ReliefAid launched in 2015 and late that year partnered with United Kingdom charity ShelterBox. The latter supplies items such as tents, ground sheets, blankets and warm clothes and ReliefAid gets them to the families and individuals who desperately need them.
Seawright says the only constant in his line of work is change – and change can be attributed to many things: country borders opening and closing, airstrikes and/or last-minute changes to routes or schedules for security reasons. “If your operation and way of working is not flexible, you’re out of business on day one.” It’s challenging and taxing, he says, “but you get a lot more out of it than you put in”.
Seawright was last in the Middle East in November last year – at ReliefAid’s logistics hub in southern Turkey. Since then he has been managing smaller distributions remotely, from New Zealand. In recent months, the organisation has been responding to an escalation in fighting in northwest Syria, which forced 300,000 from their homes, along the Syrian/Turkish border.
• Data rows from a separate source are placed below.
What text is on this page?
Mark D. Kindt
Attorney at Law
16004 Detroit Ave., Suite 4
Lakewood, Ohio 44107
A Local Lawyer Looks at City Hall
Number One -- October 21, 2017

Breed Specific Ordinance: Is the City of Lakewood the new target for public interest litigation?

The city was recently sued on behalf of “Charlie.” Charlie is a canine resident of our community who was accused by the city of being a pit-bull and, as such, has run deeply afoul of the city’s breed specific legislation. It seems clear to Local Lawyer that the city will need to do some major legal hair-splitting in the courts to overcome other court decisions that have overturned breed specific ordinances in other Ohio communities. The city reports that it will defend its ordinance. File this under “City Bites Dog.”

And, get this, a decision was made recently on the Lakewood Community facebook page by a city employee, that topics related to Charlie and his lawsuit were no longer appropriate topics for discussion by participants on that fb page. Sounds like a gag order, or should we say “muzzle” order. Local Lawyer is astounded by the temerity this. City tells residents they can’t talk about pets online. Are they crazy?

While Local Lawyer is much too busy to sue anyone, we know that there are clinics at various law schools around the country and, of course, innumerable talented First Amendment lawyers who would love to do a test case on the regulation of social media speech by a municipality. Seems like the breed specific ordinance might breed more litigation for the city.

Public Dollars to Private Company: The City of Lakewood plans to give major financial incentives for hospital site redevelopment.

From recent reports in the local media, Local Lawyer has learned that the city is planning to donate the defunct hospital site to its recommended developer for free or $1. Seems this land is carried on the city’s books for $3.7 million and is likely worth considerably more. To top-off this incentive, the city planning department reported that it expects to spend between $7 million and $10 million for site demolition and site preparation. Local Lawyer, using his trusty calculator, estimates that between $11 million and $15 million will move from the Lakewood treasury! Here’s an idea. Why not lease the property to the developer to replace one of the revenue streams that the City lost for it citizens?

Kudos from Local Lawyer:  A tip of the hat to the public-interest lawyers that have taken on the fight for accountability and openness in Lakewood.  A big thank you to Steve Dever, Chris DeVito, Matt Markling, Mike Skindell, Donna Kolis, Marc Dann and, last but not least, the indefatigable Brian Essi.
Just a few weeks ago, a further 45,000 people were displaced when the Syrian Government gained new territory. Seawright says those who have fled their homes are living in “horrific” conditions. The camps were already overflowing and now, he says, people “are literally living under trees”.
Of a team of 24 people, 12 of ReliefAid’s staff are based in Syria and the balance are in New Zealand. Seawright says volunteers in New Zealand also provide over $260,000 of in-kind support. Some are interns from the University of Auckland. “We’re very lucky having an incredible team both here in New Zealand and in Syria,” Seawright says. “They (the Syrian team members) do a lot of the heavy lifting. We couldn’t do it without them.”
One of ReliefAid’s staff members has been delivering aid for eight years, and “I don’t think you’ll find a better international logistician in the world”, Seawright says. “There’s only really one key message here and that is in places like Syria, we have got the local community helping themselves. They don’t necessarily have all the tools [on their own] but … this is Syrians looking after Syrians.”
ReliefAid’s staff on the ground in Syria deal with a great deal of risk every day. In 2016, a group of them only just escaped besieged Aleppo on the last “green bus” before Syrian government forces took control. Earlier that year, Seawright and the rest of ReliefAid were devastated when two of their own were killed by a sniper. Country-wide, more than half of all Syrians have been forced to flee their homes in the past eight years.
“I’m constantly thinking, ‘Where are we going to get money from for this next distribution?’, but every time it gets hard, I think about our team on the ground in Syria,” Seawright says. “Who are we [in New Zealand], to say that we can’t make another phone call, or knock on another door?”
ReliefAid’s current focus is a distribution of winter “shelter kits” to more than 10,000 internally displaced people living in camps, which is coming up in October/November. The kits include things like blankets, winter clothing for kids, insulated matting for the ground, mattresses, cooking sets and solar lamps to light tents at night. Gumboots are now being trialled in winter, because it drops to -5 to -10 degrees and gets snowy and muddy in the camps.
Seawright says he’s constantly assessing the work ReliefAid does and asking himself and others a crucial question: ‘Is it helping?’
In a recent example, ReliefAid and ShelterBox asked a supplier to replace solar lamps that were found to be breaking 30% of the time with an item that was triple the price. It meant less were distributed but at least they were useful. How did it know they were breaking? Seawright says ReliefAid asked the families. Another, larger organisation distributed 10,000 of the breakable lamps and never queried the supplier.
“We have to have our eyes open to make sure that we’re not doing more damage than good. If we don’t look at our performance, we’re not helping anyone.”